Qvitter led, Mastodon followed, GS got out of the way.

@gargron @mmn @dansup @bob

@rick_777 Mastodon is much more of an accomplishment than quitter, a GS theme that did not solve the shortcomings of GS including the fact that GS was using md5 to "hash" passwords.

@dansup @rick_777 It provided a more "modern-looking" UI, which did help attract the first wave of people back when #riptwitter was a thing.

It was (and still is) a pretty buggy and slow UI, which is what led to Pleroma-FE (and Pleroma in general).
@rick_777 @bob @dansup @mmn @Gargron

precisely: Qvitter started the wave by rebooting the movement, Mastodon dumped gasoline on the fire, and now we're at the point where many new projects are coming along and together we're going to dump napalm on the fire :)

@kaniini @dansup @mmn @lain
Recruitment also tends to suffer when you have control freaks driving the shop - Drepper, Stallman in glibc...

@kaniini @mmn @dansup Also, honestly, who the fuck cares what Stallman thinks? He's an important figure, but he's not some god from whom developers of libre software need approval or validation.

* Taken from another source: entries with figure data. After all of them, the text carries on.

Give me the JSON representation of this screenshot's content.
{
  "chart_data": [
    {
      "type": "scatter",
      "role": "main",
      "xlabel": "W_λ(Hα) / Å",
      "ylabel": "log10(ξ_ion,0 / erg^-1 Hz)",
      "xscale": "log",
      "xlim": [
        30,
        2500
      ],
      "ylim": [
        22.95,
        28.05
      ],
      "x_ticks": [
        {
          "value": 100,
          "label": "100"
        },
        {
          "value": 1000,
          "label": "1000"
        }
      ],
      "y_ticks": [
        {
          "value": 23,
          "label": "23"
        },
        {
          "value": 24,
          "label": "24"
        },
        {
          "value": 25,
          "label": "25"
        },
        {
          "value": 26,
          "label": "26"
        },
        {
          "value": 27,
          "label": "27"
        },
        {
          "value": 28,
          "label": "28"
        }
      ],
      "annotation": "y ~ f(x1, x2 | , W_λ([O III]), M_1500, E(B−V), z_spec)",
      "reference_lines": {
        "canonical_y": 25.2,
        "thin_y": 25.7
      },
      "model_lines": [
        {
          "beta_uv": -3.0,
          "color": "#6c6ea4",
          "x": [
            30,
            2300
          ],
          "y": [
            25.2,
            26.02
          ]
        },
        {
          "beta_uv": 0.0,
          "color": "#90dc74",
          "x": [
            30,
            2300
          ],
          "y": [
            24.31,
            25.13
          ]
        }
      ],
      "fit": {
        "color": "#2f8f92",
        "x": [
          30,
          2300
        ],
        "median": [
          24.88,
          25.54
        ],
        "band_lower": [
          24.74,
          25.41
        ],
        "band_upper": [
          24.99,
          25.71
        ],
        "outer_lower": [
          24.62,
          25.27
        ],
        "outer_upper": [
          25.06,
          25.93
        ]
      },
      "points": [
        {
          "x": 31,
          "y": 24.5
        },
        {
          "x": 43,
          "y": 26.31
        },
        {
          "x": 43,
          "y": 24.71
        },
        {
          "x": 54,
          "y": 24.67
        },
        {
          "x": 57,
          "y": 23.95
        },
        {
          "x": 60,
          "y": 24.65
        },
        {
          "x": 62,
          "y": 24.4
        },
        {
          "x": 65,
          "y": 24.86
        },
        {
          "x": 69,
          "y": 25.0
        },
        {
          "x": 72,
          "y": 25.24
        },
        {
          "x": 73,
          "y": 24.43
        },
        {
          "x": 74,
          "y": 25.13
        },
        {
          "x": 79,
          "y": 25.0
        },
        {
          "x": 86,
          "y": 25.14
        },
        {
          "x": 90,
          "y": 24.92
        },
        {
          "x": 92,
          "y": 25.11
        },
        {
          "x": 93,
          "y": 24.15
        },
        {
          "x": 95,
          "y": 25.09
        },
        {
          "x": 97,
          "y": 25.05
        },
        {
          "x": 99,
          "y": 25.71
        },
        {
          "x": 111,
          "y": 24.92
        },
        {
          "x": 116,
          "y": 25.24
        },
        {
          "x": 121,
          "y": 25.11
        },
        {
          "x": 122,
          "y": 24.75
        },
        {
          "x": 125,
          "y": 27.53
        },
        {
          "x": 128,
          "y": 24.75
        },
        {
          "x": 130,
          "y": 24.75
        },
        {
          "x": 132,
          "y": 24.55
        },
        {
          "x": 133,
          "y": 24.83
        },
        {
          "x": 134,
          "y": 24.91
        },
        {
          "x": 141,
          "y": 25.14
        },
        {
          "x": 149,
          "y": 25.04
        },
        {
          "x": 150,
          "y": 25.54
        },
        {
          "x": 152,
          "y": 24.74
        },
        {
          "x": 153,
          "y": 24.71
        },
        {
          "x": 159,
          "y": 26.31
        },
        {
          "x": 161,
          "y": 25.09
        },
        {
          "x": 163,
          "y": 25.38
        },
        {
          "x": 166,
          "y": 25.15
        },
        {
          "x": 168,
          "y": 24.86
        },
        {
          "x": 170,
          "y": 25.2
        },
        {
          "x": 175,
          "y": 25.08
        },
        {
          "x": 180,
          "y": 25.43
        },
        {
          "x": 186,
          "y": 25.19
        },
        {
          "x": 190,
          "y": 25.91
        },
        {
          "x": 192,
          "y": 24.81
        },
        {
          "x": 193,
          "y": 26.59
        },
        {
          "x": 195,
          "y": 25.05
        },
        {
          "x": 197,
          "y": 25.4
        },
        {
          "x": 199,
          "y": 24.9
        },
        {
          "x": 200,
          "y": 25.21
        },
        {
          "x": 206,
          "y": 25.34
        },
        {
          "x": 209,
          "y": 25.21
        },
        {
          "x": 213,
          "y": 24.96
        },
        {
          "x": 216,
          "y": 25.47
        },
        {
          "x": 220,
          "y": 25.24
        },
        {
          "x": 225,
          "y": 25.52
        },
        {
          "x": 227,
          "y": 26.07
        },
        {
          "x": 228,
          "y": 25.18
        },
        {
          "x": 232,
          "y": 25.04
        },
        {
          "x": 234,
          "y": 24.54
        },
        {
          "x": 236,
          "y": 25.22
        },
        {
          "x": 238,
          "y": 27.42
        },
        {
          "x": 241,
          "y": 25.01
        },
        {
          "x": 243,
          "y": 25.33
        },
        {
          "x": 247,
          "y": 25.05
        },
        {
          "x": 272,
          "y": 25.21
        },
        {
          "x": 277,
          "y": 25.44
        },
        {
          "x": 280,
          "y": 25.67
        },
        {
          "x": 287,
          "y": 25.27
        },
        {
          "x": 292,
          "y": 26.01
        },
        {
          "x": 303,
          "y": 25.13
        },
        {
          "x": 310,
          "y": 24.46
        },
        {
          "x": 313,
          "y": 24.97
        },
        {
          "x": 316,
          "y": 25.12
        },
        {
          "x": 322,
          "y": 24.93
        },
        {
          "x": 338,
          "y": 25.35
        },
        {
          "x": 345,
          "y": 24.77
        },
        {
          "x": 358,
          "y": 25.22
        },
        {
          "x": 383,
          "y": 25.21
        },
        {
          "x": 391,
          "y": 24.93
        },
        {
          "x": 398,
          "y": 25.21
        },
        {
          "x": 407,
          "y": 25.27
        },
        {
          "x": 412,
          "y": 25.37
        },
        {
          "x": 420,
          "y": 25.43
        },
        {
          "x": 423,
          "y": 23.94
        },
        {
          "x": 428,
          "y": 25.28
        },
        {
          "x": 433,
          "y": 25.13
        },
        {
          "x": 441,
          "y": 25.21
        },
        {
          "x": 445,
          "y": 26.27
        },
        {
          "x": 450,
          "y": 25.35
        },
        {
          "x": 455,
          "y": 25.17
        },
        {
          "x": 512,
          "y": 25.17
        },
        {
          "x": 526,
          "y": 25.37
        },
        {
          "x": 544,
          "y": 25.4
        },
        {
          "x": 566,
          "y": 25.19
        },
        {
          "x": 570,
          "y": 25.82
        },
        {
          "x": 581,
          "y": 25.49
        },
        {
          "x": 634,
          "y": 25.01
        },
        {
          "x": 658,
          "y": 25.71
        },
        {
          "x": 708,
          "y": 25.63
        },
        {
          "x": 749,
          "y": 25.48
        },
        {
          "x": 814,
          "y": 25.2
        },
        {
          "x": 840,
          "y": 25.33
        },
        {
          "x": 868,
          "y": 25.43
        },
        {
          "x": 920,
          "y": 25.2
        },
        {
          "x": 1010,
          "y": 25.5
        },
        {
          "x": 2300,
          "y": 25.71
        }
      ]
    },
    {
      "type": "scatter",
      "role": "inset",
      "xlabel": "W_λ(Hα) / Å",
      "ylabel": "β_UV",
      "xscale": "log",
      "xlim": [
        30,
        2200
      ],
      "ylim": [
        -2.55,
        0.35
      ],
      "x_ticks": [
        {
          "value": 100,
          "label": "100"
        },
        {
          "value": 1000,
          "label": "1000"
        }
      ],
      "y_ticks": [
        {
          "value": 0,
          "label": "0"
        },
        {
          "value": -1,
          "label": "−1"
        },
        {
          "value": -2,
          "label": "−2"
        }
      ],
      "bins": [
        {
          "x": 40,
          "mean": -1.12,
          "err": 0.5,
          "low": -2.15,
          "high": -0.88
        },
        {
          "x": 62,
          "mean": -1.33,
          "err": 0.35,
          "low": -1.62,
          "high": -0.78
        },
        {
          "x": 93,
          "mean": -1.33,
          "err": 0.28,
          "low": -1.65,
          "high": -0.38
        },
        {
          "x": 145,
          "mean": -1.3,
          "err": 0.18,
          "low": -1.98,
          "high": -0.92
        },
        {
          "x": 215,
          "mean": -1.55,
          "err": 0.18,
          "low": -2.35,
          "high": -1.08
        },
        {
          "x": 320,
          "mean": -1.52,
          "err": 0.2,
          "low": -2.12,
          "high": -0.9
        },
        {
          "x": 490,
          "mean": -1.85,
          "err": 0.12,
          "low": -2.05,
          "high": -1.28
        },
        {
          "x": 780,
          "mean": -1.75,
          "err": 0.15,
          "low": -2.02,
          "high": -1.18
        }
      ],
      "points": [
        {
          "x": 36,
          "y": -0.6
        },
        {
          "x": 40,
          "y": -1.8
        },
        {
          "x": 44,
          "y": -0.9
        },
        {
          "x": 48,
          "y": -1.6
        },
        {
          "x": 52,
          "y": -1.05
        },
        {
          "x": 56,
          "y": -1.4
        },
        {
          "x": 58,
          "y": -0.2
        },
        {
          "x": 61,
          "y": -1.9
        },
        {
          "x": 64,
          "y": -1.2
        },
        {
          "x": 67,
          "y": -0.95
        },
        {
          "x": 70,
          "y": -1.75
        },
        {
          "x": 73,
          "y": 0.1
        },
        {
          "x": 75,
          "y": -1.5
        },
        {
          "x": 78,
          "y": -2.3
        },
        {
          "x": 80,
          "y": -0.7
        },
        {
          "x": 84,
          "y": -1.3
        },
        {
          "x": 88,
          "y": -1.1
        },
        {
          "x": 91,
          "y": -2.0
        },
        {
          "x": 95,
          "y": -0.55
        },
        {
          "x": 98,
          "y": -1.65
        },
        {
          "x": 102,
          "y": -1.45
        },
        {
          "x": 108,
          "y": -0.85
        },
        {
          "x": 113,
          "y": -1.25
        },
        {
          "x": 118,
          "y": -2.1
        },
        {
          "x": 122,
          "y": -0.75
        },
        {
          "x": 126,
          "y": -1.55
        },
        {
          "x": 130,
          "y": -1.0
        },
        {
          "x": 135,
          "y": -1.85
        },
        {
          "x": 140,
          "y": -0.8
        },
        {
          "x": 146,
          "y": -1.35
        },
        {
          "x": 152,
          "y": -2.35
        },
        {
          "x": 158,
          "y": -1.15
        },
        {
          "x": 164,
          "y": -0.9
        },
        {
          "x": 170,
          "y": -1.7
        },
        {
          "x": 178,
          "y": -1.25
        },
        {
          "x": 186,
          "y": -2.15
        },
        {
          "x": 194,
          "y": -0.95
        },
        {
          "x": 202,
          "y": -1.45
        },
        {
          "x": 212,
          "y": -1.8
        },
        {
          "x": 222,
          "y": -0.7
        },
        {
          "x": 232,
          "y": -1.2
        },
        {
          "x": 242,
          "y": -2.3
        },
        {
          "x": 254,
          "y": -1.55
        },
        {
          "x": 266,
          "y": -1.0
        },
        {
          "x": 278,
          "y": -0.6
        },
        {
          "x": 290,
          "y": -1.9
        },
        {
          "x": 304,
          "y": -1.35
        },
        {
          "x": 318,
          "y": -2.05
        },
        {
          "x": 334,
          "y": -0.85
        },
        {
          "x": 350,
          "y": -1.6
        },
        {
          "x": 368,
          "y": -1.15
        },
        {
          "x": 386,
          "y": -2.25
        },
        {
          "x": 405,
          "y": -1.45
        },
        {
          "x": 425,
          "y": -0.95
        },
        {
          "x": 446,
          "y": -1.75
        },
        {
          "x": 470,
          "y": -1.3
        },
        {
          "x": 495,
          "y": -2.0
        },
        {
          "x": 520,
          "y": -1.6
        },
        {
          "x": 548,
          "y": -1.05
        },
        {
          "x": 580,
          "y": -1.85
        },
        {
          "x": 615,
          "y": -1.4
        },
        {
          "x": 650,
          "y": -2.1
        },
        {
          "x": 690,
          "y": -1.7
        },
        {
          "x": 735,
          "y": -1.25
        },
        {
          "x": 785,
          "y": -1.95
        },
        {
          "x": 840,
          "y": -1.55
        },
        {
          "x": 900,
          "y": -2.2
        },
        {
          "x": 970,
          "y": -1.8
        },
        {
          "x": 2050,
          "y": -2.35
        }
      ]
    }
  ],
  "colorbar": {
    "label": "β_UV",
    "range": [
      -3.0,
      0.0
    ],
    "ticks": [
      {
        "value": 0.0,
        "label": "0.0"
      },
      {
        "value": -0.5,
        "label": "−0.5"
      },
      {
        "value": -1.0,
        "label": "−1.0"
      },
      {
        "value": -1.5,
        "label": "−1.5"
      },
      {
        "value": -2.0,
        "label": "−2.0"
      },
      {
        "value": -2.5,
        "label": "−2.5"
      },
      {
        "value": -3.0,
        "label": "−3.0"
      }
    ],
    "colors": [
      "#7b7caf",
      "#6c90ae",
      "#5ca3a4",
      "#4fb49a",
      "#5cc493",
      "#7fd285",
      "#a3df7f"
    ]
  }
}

@kaniini @dansup @mmn ...Wait, you can actually get support from Gnu.io for open source projects? I did not realize that was a thing. I should look into that. XD

@Angle @mmn @dansup

that is not what i was implying at all: gnu social and gnu librefm are gnu projects under the gnu.io umbrella.
@Angle @dansup @mmn

you can have your project become a GNU project, but I wouldn't recommend it -- the FSF simply does not want to invest the resources in this area, which is why gnu.io and gnu social and gnu librefm are basically stagnant.

@kaniini I chose pleroma for my own instance (not this one) more or less arbitrarily knowing little about its philosophy. Not much figured it out yet under the hood but this thread makes me feel I did the right thing and can get fully behind it. Thank you. (I don’t work in tech and never got fully into the FSF because of its exclusive hair shirt bent - I didn’t feel it wanted to convert most people or wanted to learn to communicate with them.)

@dansup

although, I am curious to see where the GNU social developer has advocated switching to Pleroma... i looked around and didn't see anything?

@kaniini He said it in the channel on freenode.

[2018-05-18T01:17:31-0600] <MMN-o> If it's possible to migrate from GS to Pleroma I would say it's a win-win .)

@dansup where had @mmn said this? It is important for me, since I'm administrating two GS servers.